The News: A new fast food robotics pilot project by the Jack in the Box hamburger chain is designed to help address tight labor markets and staffing shortages. The pilot utilizes fast food robotics kitchen equipment from Miso Robotics, which includes a fry cook robot and an automatic beverage dispensing robot, and is being tested by the burger, chicken and taco chain for potential use in its 2,200 fast food restaurants in 21 U.S. states and in Guam. Read the full story about Jack in the Box’s pilot project using robotics here on ZDNet.
Fast Food Robotics Pilot Project Helps Jack in the Box Burger Chain Fill Challenging Staffing Shortages in Tight Labor Market Using Robotic Fryers and Drink Machines
Analyst Take: This type of fast food robotics pilot is one of several happening in the restaurant industry, including CaliBurger, White Castle, and California Pizza kitchen, to name just a few. Large numbers of job vacancies are continuing to cause huge challenges for restaurant owners and managers who cannot hire an adequate number of staff members to keep their operations going. In these instances, organizations are hopeful that robotic kitchen help will be a game-changer.
I’m encouraged to see these pilots and the innovative use of robotics in restaurants and other workplaces because it all leads back to one important thing: improved customer service and better customer experiences. That’s what keeps businesses alive and afloat.
To be fair, I wasn’t always a fan of integrating robotics into the workplace. Like many, I previously thought that replacing workers with robots was a bad thing because I believed it took jobs away from people. A global pandemic quickly changed my thinking and that, combined with more learnings on robotics and automation in general has shifted my thinking and illustrated the very real value robots can deliver in a variety of situations, including those most hard hit by a tight labor market.

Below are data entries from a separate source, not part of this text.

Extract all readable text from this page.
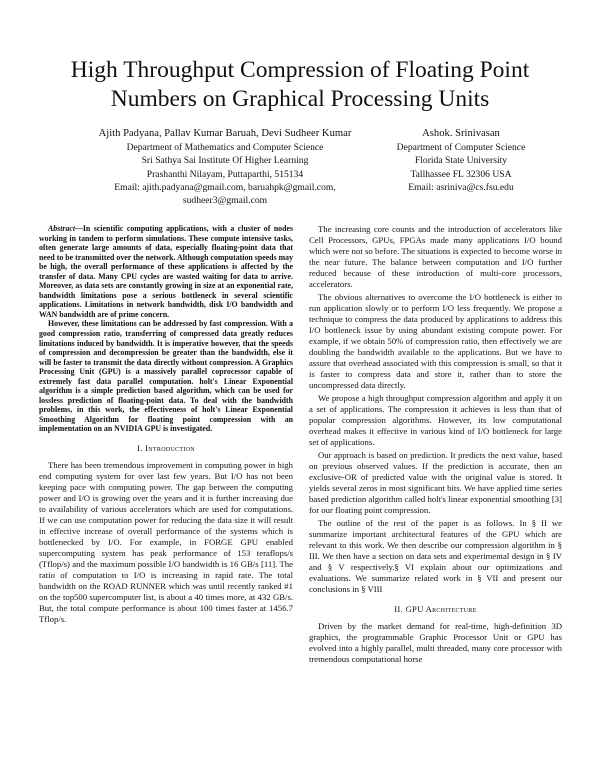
High Throughput Compression of Floating Point Numbers on Graphical Processing Units
Ajith Padyana, Pallav Kumar Baruah, Devi Sudheer Kumar
Department of Mathematics and Computer Science
Sri Sathya Sai Institute Of Higher Learning
Prashanthi Nilayam, Puttaparthi, 515134
Email: ajith.padyana@gmail.com, baruahpk@gmail.com,
sudheer3@gmail.com
Ashok. Srinivasan
Department of Computer Science
Florida State University
Tallhassee FL 32306 USA
Email: asriniva@cs.fsu.edu

Abstract—In scientific computing applications, with a cluster of nodes working in tandem to perform simulations. These compute intensive tasks, often generate large amounts of data, especially floating-point data that need to be transmitted over the network. Although computation speeds may be high, the overall performance of these applications is affected by the transfer of data. Many CPU cycles are wasted waiting for data to arrive. Moreover, as data sets are constantly growing in size at an exponential rate, bandwidth limitations pose a serious bottleneck in several scientific applications. Limitations in network bandwidth, disk I/O bandwidth and WAN bandwidth are of prime concern.

However, these limitations can be addressed by fast compression. With a good compression ratio, transferring of compressed data greatly reduces limitations induced by bandwidth. It is imperative however, that the speeds of compression and decompression be greater than the bandwidth, else it will be faster to transmit the data directly without compression. A Graphics Processing Unit (GPU) is a massively parallel coprocessor capable of extremely fast data parallel computation. holt's Linear Exponential algorithm is a simple prediction based algorithm, which can be used for lossless prediction of floating-point data. To deal with the bandwidth problems, in this work, the effectiveness of holt's Linear Exponential Smoothing Algorithm for floating point compression with an implementation on an NVIDIA GPU is investigated.

I. Introduction

There has been tremendous improvement in computing power in high end computing system for over last few years. But I/O has not been keeping pace with computing power. The gap between the computing power and I/O is growing over the years and it is further increasing due to availability of various accelerators which are used for computations. If we can use computation power for reducing the data size it will result in effective increase of overall performance of the systems which is bottlenecked by I/O. For example, in FORGE GPU enabled supercomputing system has peak performance of 153 teraflops/s (Tflop/s) and the maximum possible I/O bandwidth is 16 GB/s [11]. The ratio of computation to I/O is increasing in rapid rate. The total bandwidth on the ROAD RUNNER which was until recently ranked #1 on the top500 supercomputer list, is about a 40 times more, at 432 GB/s. But, the total compute performance is about 100 times faster at 1456.7 Tflop/s.

The increasing core counts and the introduction of accelerators like Cell Processors, GPUs, FPGAs made many applications I/O bound which were not so before. The situations is expected to become worse in the near future. The balance between computation and I/O further reduced because of these introduction of multi-core processors, accelerators.

The obvious alternatives to overcome the I/O bottleneck is either to run application slowly or to perform I/O less frequently. We propose a technique to compress the data produced by applications to address this I/O bottleneck issue by using abundant existing compute power. For example, if we obtain 50% of compression ratio, then effectively we are doubling the bandwidth available to the applications. But we have to assure that overhead associated with this compression is small, so that it is faster to compress data and store it, rather than to store the uncompressed data directly.

We propose a high throughput compression algorithm and apply it on a set of applications. The compression it achieves is less than that of popular compression algorithms. However, its low computational overhead makes it effective in various kind of I/O bottleneck for large set of applications.

Our approach is based on prediction. It predicts the next value, based on previous observed values. If the prediction is accurate, then an exclusive-OR of predicted value with the original value is stored. It yields several zeros in most significant bits. We have applied time series based prediction algorithm called holt's linear exponential smoothing [3] for our floating point compression.

The outline of the rest of the paper is as follows. In § II we summarize important architectural features of the GPU which are relevant to this work. We then describe our compression algorithm in § III. We then have a section on data sets and experimental design in § IV and § V respectively.§ VI explain about our optimizations and evaluations. We summarize related work in § VII and present our conclusions in § VIII

II. GPU Architecture

Driven by the market demand for real-time, high-definition 3D graphics, the programmable Graphic Processor Unit or GPU has evolved into a highly parallel, multi threaded, many core processor with tremendous computational horse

According to the National Restaurant Association, four in five restaurant operators are understaffed. But they are not alone. Retail stores, factories, and beyond — there are many examples of instances where there are more customers than there are workers to help them, and I see pilot programs like this one as a big step forward.
Advanced Robotics are Popping Up Across Industries
Almost everywhere we look nowadays, powerful and customized robotics are being integrated in businesses to get things done across a wide range of fields, from 3D robotic camera-equipped arms that check and correct welds on farm tractor assembly lines at John Deere, to industrial robotics applications being imagined and designed at NVIDIA, to logistics and shipping robotics inside Amazon warehouses where about two-thirds of its tens of millions of packages each day are handled by robots.
I think this is a positive trend for industry and for consumers as machines are used in more ways to better serve humans, especially in jobs and tasks that humans do not want to perform.
Other restaurant chains, including Chipotle Mexican Grill, Domino’s, and Buffalo Wild Wings, are also piloting the use of fast food robotics from Nuro and Richtech, in addition to Miso Robotics.
This is a fascinating fast food robotics marketplace to watch as robotics continues to find new users and applications across the restaurant industry and other commercial segments. It will be exciting to see how these pilot projects at Jack in the Box and elsewhere proceed and how their successes or failures will inspire or pause additional trials to come.
Disclosure: Futurum Research is a research and advisory firm that engages or has engaged in research, analysis, and advisory services with many technology companies, including those mentioned in this article. The author does not hold any equity positions with any company mentioned in this article.
Analysis and opinions expressed herein are specific to the analyst individually and data and other information that might have been provided for validation, not those of Futurum Research as a whole.